Bayi Kembar Siam Mia dan Nia Masih Belum Stabil
Rabu, 15 Jun 2005 14:48 WIB
Jakarta -
Kondisi bayi kembar siam Mia dan Nia yang berhasil dipisahkan, Sabtu (11/6/2005) lalu, hingga kini masih belum stabil. Meski ada sedikit kemajuan, tim dokter RSCM menilai masih ada beberapa hal penting yang perlu diperhatikan.Hal ini disampaikan Kepala Seksi Humas Satgas Bayi Kembar RSCM dokter Soedjatmiko dalam jumpa pers di RSCM, Jl. Diponegoro, Jakarta, Rabu (15/6/2005).Menurut Soedjatmiko, bayi Nia, yang dinamai Nurlela II oleh tim dokter RSCM, memiliki risiko lebih tinggi karena kebocoran jantung yang dideritanya pasca operasi. Untuk itu, tim dokter terus memberikan transfusi darah pada bayi Nia agar kadar hemoglobin dalam darahnya dapat distabilkan.Sedangkan bayi Mia (Nurlela I) menderita kelainan metabolisme, sehingga harus terus diberi infus glukosa lima persen. "Kemungkinan infeksi pada dua bayi masih tinggi, sehingga masih menimbulkan perhatian serius.

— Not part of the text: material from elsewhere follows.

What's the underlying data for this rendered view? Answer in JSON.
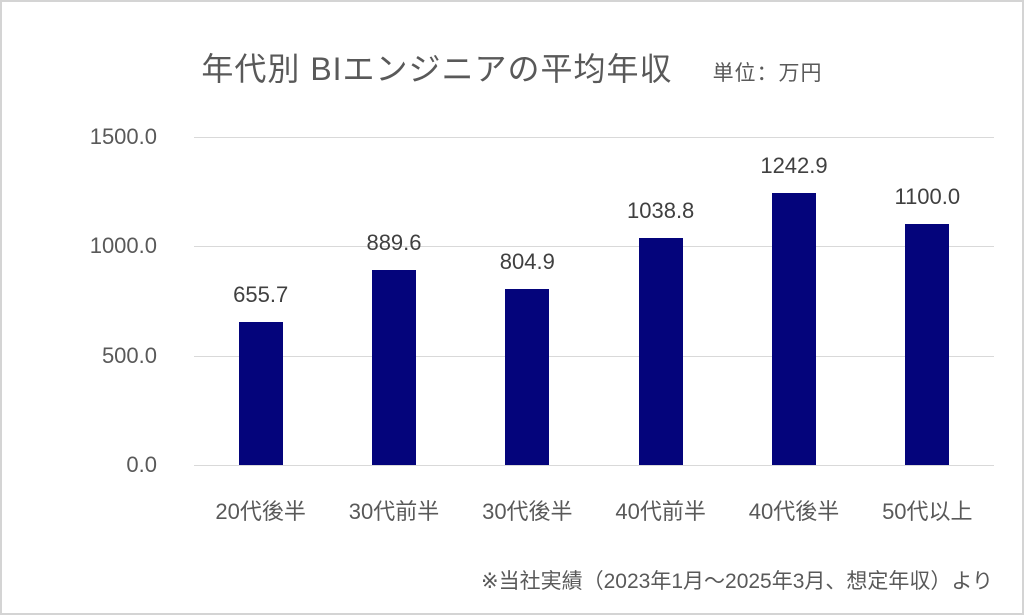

Kita masih waspada," tegasnya.Dari kedua bayi ini, tutur Soedjatmiko, bayi Nia sudah mulai terlihat bergerak dan bayi Mia secara perlahan sudah mulai dikurangi ketergantungannya pada alat bantu nafas.Sampai sekarang kedua bayi yang dirawat di lantai II, bagian anak RSCM masih mendapat perhatian penuh tim dokter RSCM. "Ada tim dokter berjumlah 10 orang yang terus memonitor kondisi mereka setiap satu jam, 24 jam sehari," katanya.Bayi Nia dan Mia merupakan bayi kembar siam dari pasangan Nurlela dan Mulyadi, warga Kelurahan Otista, Jaktim. Pada saat lahir, kondisi mereka dempet pada dada dan perut. Keduanya menjalani operasi dan berhasil dipisahkan pada Sabtu lalu.